To use U.S. President Donald Trump’s favourite phrase, “that’s fake news.” It leaves out the important fact that it applies only to the people who can afford to pay for private insurance and even then, they may go bankrupt. Compare that with Canada!

A final point: There is only one case where a country changed from a publicly funded system like Canada’s to a two-stream system like that of the United States. That was Australia.

It found that this increased wait times in the public system for two reasons: “Cream skimming” and shortage of physicians. The private strand would only take cases that allowed it to make a profit; and physicians who worked in the private system had to withdraw that time from the public system.

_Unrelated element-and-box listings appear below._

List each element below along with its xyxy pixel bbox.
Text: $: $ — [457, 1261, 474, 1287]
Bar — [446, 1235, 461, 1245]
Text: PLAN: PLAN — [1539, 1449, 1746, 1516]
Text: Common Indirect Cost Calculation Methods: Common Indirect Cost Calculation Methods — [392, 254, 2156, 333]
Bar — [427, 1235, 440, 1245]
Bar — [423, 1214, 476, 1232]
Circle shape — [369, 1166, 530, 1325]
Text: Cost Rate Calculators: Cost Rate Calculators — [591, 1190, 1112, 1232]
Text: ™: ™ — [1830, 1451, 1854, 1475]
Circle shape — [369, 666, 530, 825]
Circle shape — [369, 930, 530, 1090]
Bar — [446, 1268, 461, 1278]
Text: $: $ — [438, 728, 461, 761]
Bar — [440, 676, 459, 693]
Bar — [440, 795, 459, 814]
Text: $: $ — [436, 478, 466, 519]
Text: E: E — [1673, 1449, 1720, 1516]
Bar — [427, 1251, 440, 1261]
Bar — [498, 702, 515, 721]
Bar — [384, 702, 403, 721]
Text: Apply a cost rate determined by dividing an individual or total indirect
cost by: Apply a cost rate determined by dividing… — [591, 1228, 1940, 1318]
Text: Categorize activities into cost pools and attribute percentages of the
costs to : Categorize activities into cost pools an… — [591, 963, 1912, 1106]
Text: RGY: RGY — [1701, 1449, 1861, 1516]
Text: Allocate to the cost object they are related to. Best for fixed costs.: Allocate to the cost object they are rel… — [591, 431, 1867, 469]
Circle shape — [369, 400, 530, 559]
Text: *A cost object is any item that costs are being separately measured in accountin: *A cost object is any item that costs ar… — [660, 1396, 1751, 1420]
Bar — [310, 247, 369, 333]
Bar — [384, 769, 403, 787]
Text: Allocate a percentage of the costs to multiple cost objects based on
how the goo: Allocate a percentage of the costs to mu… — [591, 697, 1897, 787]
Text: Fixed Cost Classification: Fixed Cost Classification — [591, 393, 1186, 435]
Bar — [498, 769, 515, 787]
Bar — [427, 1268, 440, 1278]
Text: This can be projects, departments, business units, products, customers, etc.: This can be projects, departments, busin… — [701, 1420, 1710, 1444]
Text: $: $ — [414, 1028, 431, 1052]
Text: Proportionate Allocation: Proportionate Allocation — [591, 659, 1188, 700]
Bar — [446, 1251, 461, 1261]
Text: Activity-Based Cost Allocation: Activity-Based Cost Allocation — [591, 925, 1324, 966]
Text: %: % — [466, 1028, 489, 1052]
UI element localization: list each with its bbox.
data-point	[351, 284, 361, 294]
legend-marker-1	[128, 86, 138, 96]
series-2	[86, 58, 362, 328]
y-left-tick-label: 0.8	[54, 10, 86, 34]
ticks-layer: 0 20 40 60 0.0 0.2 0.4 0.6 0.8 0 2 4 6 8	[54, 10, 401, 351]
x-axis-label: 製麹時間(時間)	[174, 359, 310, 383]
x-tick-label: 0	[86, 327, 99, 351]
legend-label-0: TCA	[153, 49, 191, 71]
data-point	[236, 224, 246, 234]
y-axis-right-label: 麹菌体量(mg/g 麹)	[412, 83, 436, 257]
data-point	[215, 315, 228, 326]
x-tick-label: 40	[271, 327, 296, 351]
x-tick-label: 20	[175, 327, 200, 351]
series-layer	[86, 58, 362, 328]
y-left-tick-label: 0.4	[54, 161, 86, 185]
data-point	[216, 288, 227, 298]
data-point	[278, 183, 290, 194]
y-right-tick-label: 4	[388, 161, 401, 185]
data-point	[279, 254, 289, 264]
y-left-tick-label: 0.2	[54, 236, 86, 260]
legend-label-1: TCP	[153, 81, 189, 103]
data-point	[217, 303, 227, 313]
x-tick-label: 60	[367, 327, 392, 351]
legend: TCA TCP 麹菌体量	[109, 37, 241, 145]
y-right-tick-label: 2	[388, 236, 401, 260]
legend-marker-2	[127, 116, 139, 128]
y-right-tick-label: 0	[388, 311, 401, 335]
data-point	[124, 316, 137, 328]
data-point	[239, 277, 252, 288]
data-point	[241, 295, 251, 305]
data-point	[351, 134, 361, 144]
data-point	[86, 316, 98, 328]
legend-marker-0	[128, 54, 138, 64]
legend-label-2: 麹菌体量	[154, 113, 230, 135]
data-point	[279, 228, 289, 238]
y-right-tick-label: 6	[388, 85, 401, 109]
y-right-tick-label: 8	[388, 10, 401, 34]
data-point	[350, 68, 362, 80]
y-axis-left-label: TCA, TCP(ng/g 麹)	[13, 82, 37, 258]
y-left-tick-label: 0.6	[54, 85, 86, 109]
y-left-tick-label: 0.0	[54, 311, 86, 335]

A health care squeeze? Sure, but before we change the system, we should make sure that the alternative is in keeping with the Canadian values of equality and justice — everyone has a right to health care — and that the alternative is not worse.

Eike-Henner W. Kluge has taught at various universities in the US and Canada before coming to the University of Victoria. He has received the award for Research Excellence of the UVic Faculty of Humanities and the Abbyann Lynch Medal in Bioethics by the Royal Society of Canada.